— The Hades Chapter: Interlude (Capitolo 11: Assolutamente imprevedibile) —


Ioria teneva tra le braccia il corpo inerme di Andromeda, che lo appesantiva nella sua affannosa corsa verso Asgard. La neve gli era d'intralcio, s'insinuava nell'armatura e bagnava le vesti ma lui non demorse e continuò ad avanzare, col fiato corto e le membra stanche. Dietro di sé, lampi e boati si alternavano quasi metodicamente, spesso facendo tremare il terreno. La neve si abbatteva su di lui furiosa, con il vento che sferzava la pelle e il cielo che s'ammantava sempre di più di grigio, presagendo una bufera.
Quel mattino s'era svegliato con un brutto presentimento. Inizialmente aveva accusato l'orribile mal di testa della notte prima, ma quando s'era rivestito ed era sceso a mettere qualcosa sotto i denti era stato pervaso da sonore pulsazioni che gli palpitavano nel cervello. Mur aveva percepito la stessa identica sensazione: un Cosmo potente, che differiva da quello immediatamente identificabile dei Cavalieri d'Oro. In qualche modo era una percezione familiare, quasi intima a cui però Ioria non era riuscito a trovare spiegazione fino a che non aveva avuto davanti coloro che la emettevano.
Lui e Mur avevano indossato le Armature e si erano precipitati all'inseguimento del segnale, spesso debole e talvolta aitante. Quel soffio di vita caldo in mezzo al gelo di Asgard li aveva guidati sin oltre le mura della città, costringendoli a varcarle.
E lì, pochi metri oltre il confine, nel mezzo di un bosco di conifere avevano trovato i Cavalieri di Bronzo.
Lo sconvolgimento era stato tale da inchiodarli sul posto: giacevano a terra in posizioni scomposte, chi col viso affondato nella neve, chi incastrato tra i rami bassi di una pianta. Il loro Cosmo indicava che fossero ancora vivi, ma la loro presenza lì rimaneva inaspettata e del tutto infondata. Ioria e Mur erano rimasti a guardarli ammutoliti, sino a che un grido non aveva spezzato il sibilo del vento e il silenzio che s'era venuto a creare tra loro. Come in automatico, le gambe di Ioria s'erano mosse in funzione di raggiungere il punto da cui era pervenuto. Aveva corso tra le fronde degli alberi e i cumuli di neve ghiacciata, fino a che non era sbucato in una radura poco lontana dalla zona in cui avevano rinvenuto i ragazzi. Se c'era qualcuno di ancora cosciente, avrebbe potuto spiegare quella faccenda. Inoltre, se quel qualcuno aveva gridato, significava che era in pericolo: avrebbe dovuto salvare almeno lui.

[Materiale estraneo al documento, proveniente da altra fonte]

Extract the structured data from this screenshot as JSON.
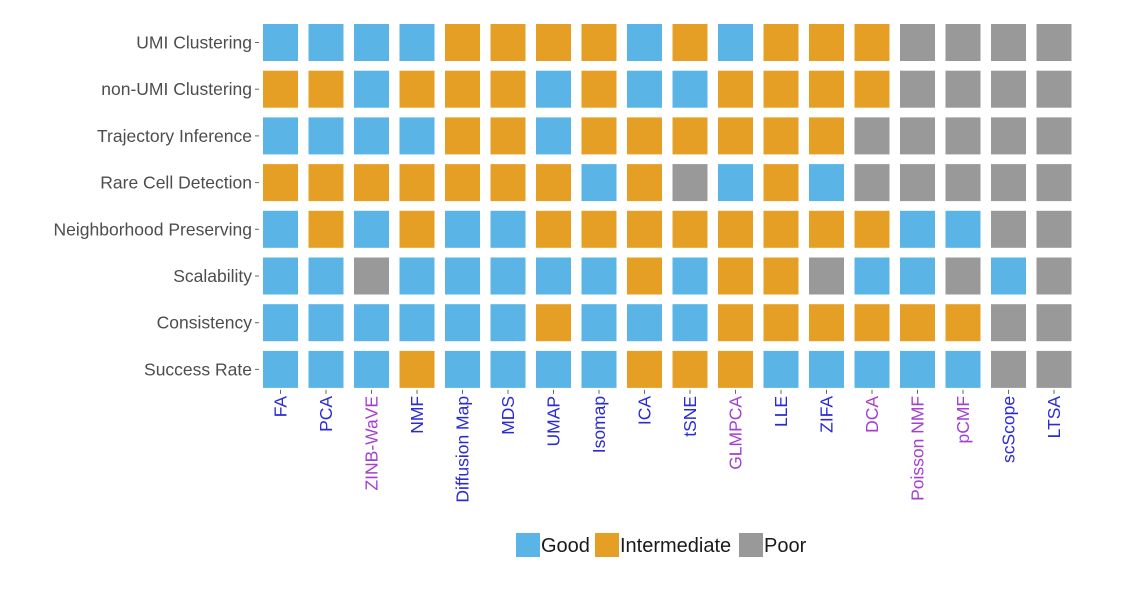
{
  "chart_data": {
    "type": "heatmap",
    "rows": [
      "UMI Clustering",
      "non-UMI Clustering",
      "Trajectory Inference",
      "Rare Cell Detection",
      "Neighborhood Preserving",
      "Scalability",
      "Consistency",
      "Success Rate"
    ],
    "columns": [
      {
        "name": "FA",
        "group": "blue"
      },
      {
        "name": "PCA",
        "group": "blue"
      },
      {
        "name": "ZINB-WaVE",
        "group": "purple"
      },
      {
        "name": "NMF",
        "group": "blue"
      },
      {
        "name": "Diffusion Map",
        "group": "blue"
      },
      {
        "name": "MDS",
        "group": "blue"
      },
      {
        "name": "UMAP",
        "group": "blue"
      },
      {
        "name": "Isomap",
        "group": "blue"
      },
      {
        "name": "ICA",
        "group": "blue"
      },
      {
        "name": "tSNE",
        "group": "blue"
      },
      {
        "name": "GLMPCA",
        "group": "purple"
      },
      {
        "name": "LLE",
        "group": "blue"
      },
      {
        "name": "ZIFA",
        "group": "blue"
      },
      {
        "name": "DCA",
        "group": "purple"
      },
      {
        "name": "Poisson NMF",
        "group": "purple"
      },
      {
        "name": "pCMF",
        "group": "purple"
      },
      {
        "name": "scScope",
        "group": "blue"
      },
      {
        "name": "LTSA",
        "group": "blue"
      }
    ],
    "values": [
      [
        "Good",
        "Good",
        "Good",
        "Good",
        "Intermediate",
        "Intermediate",
        "Intermediate",
        "Intermediate",
        "Good",
        "Intermediate",
        "Good",
        "Intermediate",
        "Intermediate",
        "Intermediate",
        "Poor",
        "Poor",
        "Poor",
        "Poor"
      ],
      [
        "Intermediate",
        "Intermediate",
        "Good",
        "Intermediate",
        "Intermediate",
        "Intermediate",
        "Good",
        "Intermediate",
        "Good",
        "Good",
        "Intermediate",
        "Intermediate",
        "Intermediate",
        "Intermediate",
        "Poor",
        "Poor",
        "Poor",
        "Poor"
      ],
      [
        "Good",
        "Good",
        "Good",
        "Good",
        "Intermediate",
        "Intermediate",
        "Good",
        "Intermediate",
        "Intermediate",
        "Intermediate",
        "Intermediate",
        "Intermediate",
        "Intermediate",
        "Poor",
        "Poor",
        "Poor",
        "Poor",
        "Poor"
      ],
      [
        "Intermediate",
        "Intermediate",
        "Intermediate",
        "Intermediate",
        "Intermediate",
        "Intermediate",
        "Intermediate",
        "Good",
        "Intermediate",
        "Poor",
        "Good",
        "Intermediate",
        "Good",
        "Poor",
        "Poor",
        "Poor",
        "Poor",
        "Poor"
      ],
      [
        "Good",
        "Intermediate",
        "Good",
        "Intermediate",
        "Good",
        "Good",
        "Intermediate",
        "Intermediate",
        "Intermediate",
        "Intermediate",
        "Intermediate",
        "Intermediate",
        "Intermediate",
        "Intermediate",
        "Good",
        "Good",
        "Poor",
        "Poor"
      ],
      [
        "Good",
        "Good",
        "Poor",
        "Good",
        "Good",
        "Good",
        "Good",
        "Good",
        "Intermediate",
        "Good",
        "Intermediate",
        "Intermediate",
        "Poor",
        "Good",
        "Good",
        "Poor",
        "Good",
        "Poor"
      ],
      [
        "Good",
        "Good",
        "Good",
        "Good",
        "Good",
        "Good",
        "Intermediate",
        "Good",
        "Good",
        "Good",
        "Intermediate",
        "Intermediate",
        "Intermediate",
        "Intermediate",
        "Intermediate",
        "Intermediate",
        "Poor",
        "Poor"
      ],
      [
        "Good",
        "Good",
        "Good",
        "Intermediate",
        "Good",
        "Good",
        "Good",
        "Good",
        "Intermediate",
        "Intermediate",
        "Intermediate",
        "Good",
        "Good",
        "Good",
        "Good",
        "Good",
        "Poor",
        "Poor"
      ]
    ],
    "legend": {
      "position": "bottom",
      "items": [
        {
          "label": "Good",
          "color": "#5ab4e5"
        },
        {
          "label": "Intermediate",
          "color": "#e69f25"
        },
        {
          "label": "Poor",
          "color": "#999999"
        }
      ]
    },
    "label_colors": {
      "blue": "#2b2bd6",
      "purple": "#a33fd1"
    },
    "grid": false
  }
}
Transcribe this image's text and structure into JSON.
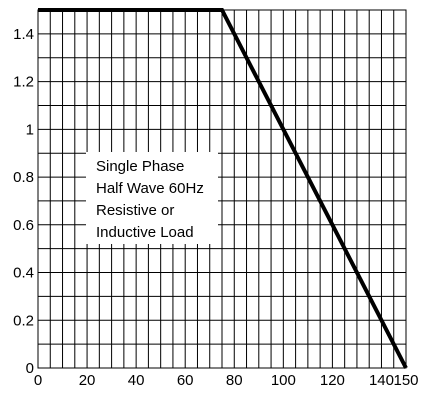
{
  "chart_data": {
    "type": "line",
    "title": "",
    "xlabel": "",
    "ylabel": "",
    "xlim": [
      0,
      150
    ],
    "ylim": [
      0,
      1.5
    ],
    "x_ticks": [
      0,
      20,
      40,
      60,
      80,
      100,
      120,
      140,
      150
    ],
    "y_ticks": [
      0,
      0.2,
      0.4,
      0.6,
      0.8,
      1,
      1.2,
      1.4
    ],
    "x_tick_labels": [
      "0",
      "20",
      "40",
      "60",
      "80",
      "100",
      "120",
      "140",
      "150"
    ],
    "y_tick_labels": [
      "0",
      "0.2",
      "0.4",
      "0.6",
      "0.8",
      "1",
      "1.2",
      "1.4"
    ],
    "x_grid_step": 5,
    "y_grid_step": 0.1,
    "grid": true,
    "series": [
      {
        "x": [
          0,
          75,
          150
        ],
        "y": [
          1.5,
          1.5,
          0
        ]
      }
    ],
    "annotation": {
      "lines": [
        "Single Phase",
        "Half Wave 60Hz",
        "Resistive or",
        "Inductive Load"
      ]
    },
    "colors": {
      "line": "#000000",
      "grid": "#000000",
      "background": "#ffffff"
    }
  }
}
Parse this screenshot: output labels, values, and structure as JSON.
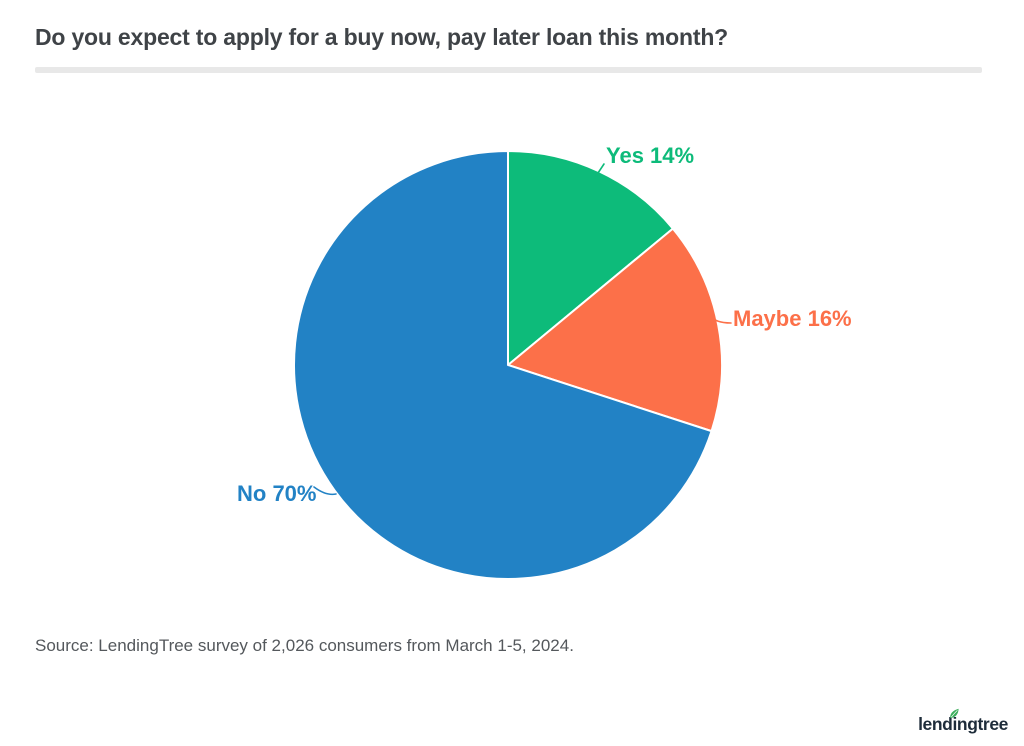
{
  "header": {
    "title": "Do you expect to apply for a buy now, pay later loan this month?"
  },
  "chart_data": {
    "type": "pie",
    "title": "Do you expect to apply for a buy now, pay later loan this month?",
    "categories": [
      "Yes",
      "Maybe",
      "No"
    ],
    "values": [
      14,
      16,
      70
    ],
    "slices": [
      {
        "label": "Yes",
        "value": 14,
        "display": "Yes 14%",
        "color": "#0dbb7a"
      },
      {
        "label": "Maybe",
        "value": 16,
        "display": "Maybe 16%",
        "color": "#fc7049"
      },
      {
        "label": "No",
        "value": 70,
        "display": "No 70%",
        "color": "#2282c5"
      }
    ],
    "start_angle_deg": 0,
    "direction": "clockwise",
    "label_style": "outside-callouts",
    "slice_stroke_color": "#ffffff",
    "legend_position": "none"
  },
  "footer": {
    "source": "Source: LendingTree survey of 2,026 consumers from March 1-5, 2024.",
    "logo_text": "lendingtree"
  },
  "colors": {
    "background": "#ffffff",
    "title_text": "#3f4347",
    "divider": "#e8e8e8",
    "source_text": "#54585c",
    "logo_text": "#1e2c3a",
    "logo_leaf": "#3cae5c"
  }
}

La scena che si era ritrovato di fronte era stata ancora più sconcertante di quella precedente: steso a terra con il viso cereo, Andromeda perdeva sangue dalla testa, completamente privo di sensi. Pochi metri più in là Pegasus era ricurvo su se stesso, i capelli spettinati nella neve e le vene blu che s'intravedevano pericolosamente al di sotto della pelle biancastra. Infine Crystal era sospeso a mezz'aria, tra le mani di un uomo in Armatura che gli stava trivellando lo stomaco con un pugno.
Ioria era scattato in avanti gridando e aveva lanciato immediatamente il Lightning Plasma sul nemico, facendogli perdere la presa su Crystal e scaraventandolo a terra.
Prima che questi potesse rialzarsi aveva incominciato a scagliare una serie di colpi sul suo corpo, che gli esplodevano sulla corazza in scintille e scoppiettii. A quel punto era accorso Mur, che doveva aver sentito l'infuriare della battaglia: aveva il viso sudato e le iridi tremule negli occhi sbarrati.
"Non solo loro..." aveva detto, guardando i ragazzi stesi a terra con sgomento. "C'è anche mio fratello."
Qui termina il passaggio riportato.